Le manuscrit de Ralentir travaux que nous avons consulté ne lève pas toutes les interrogations. Chaque contenu de poème est transcrit d’une seule main (il n’y a pas de passage de plume d’un poète à un autre). Pourtant, Scheler indique que, sur le manuscrit qu’il a pu consulter, « chaque poème a été écrit en collaboration par les trois auteurs ». Il n’y a pas de raison de remettre en cause le témoignage de Scheler, qui semble alors exclure la possibilité que le passage d’une voix poétique à une autre se soit réalisé à l’oral (avec un « secrétaire » se chargeant de transcrire le poème). Quoi qu’il en soit, il y eut assurément plusieurs étapes dans l’élaboration de chaque poème.

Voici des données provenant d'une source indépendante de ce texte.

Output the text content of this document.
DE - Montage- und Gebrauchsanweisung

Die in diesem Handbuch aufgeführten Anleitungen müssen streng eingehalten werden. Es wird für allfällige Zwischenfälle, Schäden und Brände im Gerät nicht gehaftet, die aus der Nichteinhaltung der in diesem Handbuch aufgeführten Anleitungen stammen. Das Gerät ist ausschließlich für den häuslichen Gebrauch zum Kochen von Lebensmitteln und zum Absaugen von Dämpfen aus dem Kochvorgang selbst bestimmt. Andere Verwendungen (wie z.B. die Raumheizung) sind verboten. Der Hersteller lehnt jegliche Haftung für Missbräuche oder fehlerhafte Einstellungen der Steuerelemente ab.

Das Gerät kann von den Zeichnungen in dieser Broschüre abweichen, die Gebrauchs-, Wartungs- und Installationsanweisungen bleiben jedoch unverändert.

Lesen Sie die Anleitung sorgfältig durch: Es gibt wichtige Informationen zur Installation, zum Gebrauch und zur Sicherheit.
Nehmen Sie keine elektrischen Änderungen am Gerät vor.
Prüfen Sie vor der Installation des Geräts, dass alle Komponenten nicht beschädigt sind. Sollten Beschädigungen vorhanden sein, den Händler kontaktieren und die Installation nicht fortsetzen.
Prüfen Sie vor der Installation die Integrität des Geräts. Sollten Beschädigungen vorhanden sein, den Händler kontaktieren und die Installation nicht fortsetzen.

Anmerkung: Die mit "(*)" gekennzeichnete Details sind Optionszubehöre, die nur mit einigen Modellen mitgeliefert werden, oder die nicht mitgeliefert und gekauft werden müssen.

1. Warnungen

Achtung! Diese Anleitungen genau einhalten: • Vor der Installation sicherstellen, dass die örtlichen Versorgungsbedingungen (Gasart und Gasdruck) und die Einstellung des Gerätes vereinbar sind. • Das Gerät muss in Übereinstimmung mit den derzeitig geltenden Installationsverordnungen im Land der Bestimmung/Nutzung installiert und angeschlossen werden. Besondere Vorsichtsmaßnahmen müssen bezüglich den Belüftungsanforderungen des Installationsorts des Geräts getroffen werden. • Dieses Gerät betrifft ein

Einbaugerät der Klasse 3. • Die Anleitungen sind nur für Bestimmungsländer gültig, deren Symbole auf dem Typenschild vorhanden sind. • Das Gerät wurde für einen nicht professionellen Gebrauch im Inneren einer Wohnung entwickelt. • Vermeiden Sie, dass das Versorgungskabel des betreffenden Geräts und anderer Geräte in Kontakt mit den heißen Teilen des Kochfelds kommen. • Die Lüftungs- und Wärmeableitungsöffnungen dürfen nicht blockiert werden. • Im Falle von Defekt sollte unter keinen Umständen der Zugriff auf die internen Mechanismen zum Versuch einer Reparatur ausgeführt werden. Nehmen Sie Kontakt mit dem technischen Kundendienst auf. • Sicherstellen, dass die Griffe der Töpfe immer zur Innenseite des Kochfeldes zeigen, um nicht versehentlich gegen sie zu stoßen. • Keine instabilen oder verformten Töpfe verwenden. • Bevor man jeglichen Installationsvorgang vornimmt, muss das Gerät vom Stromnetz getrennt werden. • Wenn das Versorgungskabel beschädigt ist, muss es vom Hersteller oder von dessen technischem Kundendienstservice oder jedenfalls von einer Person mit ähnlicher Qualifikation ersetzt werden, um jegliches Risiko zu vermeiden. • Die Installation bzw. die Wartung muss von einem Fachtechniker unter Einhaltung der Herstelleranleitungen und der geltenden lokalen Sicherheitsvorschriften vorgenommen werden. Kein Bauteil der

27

Un autre détail intrigant figure sur le manuscrit de la BnF : les titres des poèmes sont majoritairement transcrits d’une autre main. Si l’attribution des vers est précisée par Char et Éluard dans quelques exemplaires, celle des titres ne l’est pas. Ces titres sont-ils nés a posteriori (plusieurs titres semblent avoir été transcrits sur le feuillet dans un second temps, comme « Le lierre ») ou ont-ils été le déclencheur de l’écriture ?
Nous parviendrons certainement à en savoir davantage sur la naissance de ce recueil dans les prochains temps, en particulier lorsque les autres « témoins » (d’autres manuscrits, d’autres exemplaires annotés) referont surface.
1. Paul Éluard, Œuvres complètes, éd. Marcelle Dumas et Lucien Scheler, Paris, Gallimard, « Bibliothèque de La Pléiade », 1968, t. I, p. 1410.
2. Revue de la BnF, n° 36, 2010, p. 83.